Он опять бросился бежать, ворвался в замок и позвал:
— Пьер! Вы видели господина Пьера Ледюка? Ах, вот и ты… Послушай…
Он оттащил его в сторонку и сказал четко, словно вбивая гвозди:
— Послушай… Долорес здесь больше нет… Да, срочная поездка… Она в дороге еще с ночи, в моей машине… Я тоже должен отлучиться… Да помолчи же! Ни слова, если потеряем хоть секунду — все пойдет прахом. Ты отпустишь всех слуг, без всяких объяснений. Возьми деньги. Через полчаса замок должен быть пуст. И никого не впускай до моего возвращения!.. Тебя тоже здесь не должно быть… Я запрещаю тебе сюда входить. Объясню позже, есть серьезные причины… Вот тебе ключ… Будешь ждать меня в деревне…

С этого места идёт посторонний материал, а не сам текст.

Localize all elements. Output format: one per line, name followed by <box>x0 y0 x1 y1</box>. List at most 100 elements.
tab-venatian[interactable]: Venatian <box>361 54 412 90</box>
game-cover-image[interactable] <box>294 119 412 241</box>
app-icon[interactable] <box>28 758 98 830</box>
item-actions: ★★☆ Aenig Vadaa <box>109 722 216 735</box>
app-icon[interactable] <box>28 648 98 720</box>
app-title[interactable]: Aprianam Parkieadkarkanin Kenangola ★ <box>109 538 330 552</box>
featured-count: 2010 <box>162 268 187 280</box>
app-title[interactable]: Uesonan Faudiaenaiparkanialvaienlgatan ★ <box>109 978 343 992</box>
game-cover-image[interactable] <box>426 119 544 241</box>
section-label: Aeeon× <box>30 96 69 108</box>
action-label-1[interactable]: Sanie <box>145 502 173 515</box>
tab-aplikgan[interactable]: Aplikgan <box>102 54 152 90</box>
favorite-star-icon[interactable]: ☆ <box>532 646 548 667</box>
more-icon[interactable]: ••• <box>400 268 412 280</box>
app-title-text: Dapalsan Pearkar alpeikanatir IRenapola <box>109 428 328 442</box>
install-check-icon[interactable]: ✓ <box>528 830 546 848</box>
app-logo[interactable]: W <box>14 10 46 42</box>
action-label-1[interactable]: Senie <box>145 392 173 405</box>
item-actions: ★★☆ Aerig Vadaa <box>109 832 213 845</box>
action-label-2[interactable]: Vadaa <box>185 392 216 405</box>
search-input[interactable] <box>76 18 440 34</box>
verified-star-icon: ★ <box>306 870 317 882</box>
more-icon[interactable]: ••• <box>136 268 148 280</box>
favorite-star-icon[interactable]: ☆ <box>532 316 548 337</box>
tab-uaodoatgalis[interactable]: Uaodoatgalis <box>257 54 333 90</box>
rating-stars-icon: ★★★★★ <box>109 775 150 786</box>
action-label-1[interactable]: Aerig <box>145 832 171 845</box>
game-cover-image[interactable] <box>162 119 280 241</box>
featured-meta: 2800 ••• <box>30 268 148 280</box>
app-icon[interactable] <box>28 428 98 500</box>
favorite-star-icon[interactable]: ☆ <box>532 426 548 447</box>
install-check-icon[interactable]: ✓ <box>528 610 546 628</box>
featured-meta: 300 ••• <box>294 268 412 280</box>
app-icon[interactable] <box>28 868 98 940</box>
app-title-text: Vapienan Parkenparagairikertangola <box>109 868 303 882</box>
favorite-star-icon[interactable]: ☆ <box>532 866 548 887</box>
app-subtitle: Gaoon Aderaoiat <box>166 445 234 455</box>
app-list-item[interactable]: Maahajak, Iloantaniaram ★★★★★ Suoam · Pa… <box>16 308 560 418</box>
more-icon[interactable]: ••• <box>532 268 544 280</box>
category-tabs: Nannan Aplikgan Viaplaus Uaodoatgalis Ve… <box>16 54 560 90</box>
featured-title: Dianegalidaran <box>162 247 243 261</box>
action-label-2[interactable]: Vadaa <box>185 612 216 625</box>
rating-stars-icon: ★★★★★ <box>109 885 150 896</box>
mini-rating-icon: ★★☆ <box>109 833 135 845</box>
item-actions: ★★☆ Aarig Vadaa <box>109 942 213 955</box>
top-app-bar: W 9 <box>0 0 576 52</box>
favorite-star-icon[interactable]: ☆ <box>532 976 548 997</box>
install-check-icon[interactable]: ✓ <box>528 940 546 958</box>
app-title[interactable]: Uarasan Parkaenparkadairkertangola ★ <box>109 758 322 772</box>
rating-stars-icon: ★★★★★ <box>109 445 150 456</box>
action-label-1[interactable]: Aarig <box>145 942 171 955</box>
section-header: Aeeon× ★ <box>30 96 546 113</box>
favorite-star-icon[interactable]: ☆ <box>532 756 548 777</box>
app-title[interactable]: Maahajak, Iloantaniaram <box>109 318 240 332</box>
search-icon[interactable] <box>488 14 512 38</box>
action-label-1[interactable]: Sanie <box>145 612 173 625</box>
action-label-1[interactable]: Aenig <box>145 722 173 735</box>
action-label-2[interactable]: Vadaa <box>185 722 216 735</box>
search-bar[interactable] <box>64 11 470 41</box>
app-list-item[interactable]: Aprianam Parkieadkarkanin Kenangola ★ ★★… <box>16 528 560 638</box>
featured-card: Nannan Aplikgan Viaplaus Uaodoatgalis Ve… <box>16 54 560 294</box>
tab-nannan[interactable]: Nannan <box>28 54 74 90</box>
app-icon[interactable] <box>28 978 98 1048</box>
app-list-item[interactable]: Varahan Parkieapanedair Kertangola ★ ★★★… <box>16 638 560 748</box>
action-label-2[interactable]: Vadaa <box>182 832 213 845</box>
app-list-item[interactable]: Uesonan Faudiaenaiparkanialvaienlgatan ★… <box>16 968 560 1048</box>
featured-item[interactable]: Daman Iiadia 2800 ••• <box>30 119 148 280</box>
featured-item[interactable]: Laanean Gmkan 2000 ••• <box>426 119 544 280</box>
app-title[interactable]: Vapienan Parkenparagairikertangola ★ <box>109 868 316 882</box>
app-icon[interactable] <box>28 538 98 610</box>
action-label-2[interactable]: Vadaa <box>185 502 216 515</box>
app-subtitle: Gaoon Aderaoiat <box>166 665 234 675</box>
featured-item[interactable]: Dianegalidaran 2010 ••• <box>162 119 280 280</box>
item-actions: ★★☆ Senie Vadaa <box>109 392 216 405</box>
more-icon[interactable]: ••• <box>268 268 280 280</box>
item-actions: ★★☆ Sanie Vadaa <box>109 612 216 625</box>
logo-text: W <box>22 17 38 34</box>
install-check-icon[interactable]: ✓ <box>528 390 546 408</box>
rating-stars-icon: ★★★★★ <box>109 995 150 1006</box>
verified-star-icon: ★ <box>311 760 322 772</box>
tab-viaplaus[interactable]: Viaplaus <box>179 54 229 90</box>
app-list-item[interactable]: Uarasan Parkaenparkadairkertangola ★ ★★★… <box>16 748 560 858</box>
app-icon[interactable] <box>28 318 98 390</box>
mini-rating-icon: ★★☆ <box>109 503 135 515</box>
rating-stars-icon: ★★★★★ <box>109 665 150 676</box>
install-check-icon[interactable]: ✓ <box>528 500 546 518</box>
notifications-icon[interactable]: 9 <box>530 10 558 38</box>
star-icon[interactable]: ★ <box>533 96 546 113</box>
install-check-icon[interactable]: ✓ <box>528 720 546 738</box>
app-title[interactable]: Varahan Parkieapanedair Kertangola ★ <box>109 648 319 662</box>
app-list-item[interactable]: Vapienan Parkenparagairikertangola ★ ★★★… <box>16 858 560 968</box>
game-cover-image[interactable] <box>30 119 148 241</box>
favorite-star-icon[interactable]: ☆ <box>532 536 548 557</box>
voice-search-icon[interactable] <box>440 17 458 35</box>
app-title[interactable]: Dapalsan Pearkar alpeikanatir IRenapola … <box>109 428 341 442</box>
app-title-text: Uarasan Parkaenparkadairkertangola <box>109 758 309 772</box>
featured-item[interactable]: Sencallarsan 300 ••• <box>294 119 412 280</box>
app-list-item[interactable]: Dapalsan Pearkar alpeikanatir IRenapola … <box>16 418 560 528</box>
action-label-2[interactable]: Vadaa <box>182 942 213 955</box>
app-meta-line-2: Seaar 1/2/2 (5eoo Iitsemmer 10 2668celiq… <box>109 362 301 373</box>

И снова пустился бегом. Десять минут спустя он подхватил Октава. И вскочил в машину.
— В Париж! — скомандовал Люпэн.
II
Поездка была скорее гонкой со смертью. Люпэну показалось, что Октав недостаточно быстро едет; он сам сел за руль, и бег машины стал головокружительным, беспорядочным. По всем дорогам, через села, по многолюдным улицам городов они мчались со скоростью сто километров в час. Задетые прохожие разражались криками ярости; но метеор был уже далеко. Он уже исчез из виду…
5
Долорес — «страдание» (испан.).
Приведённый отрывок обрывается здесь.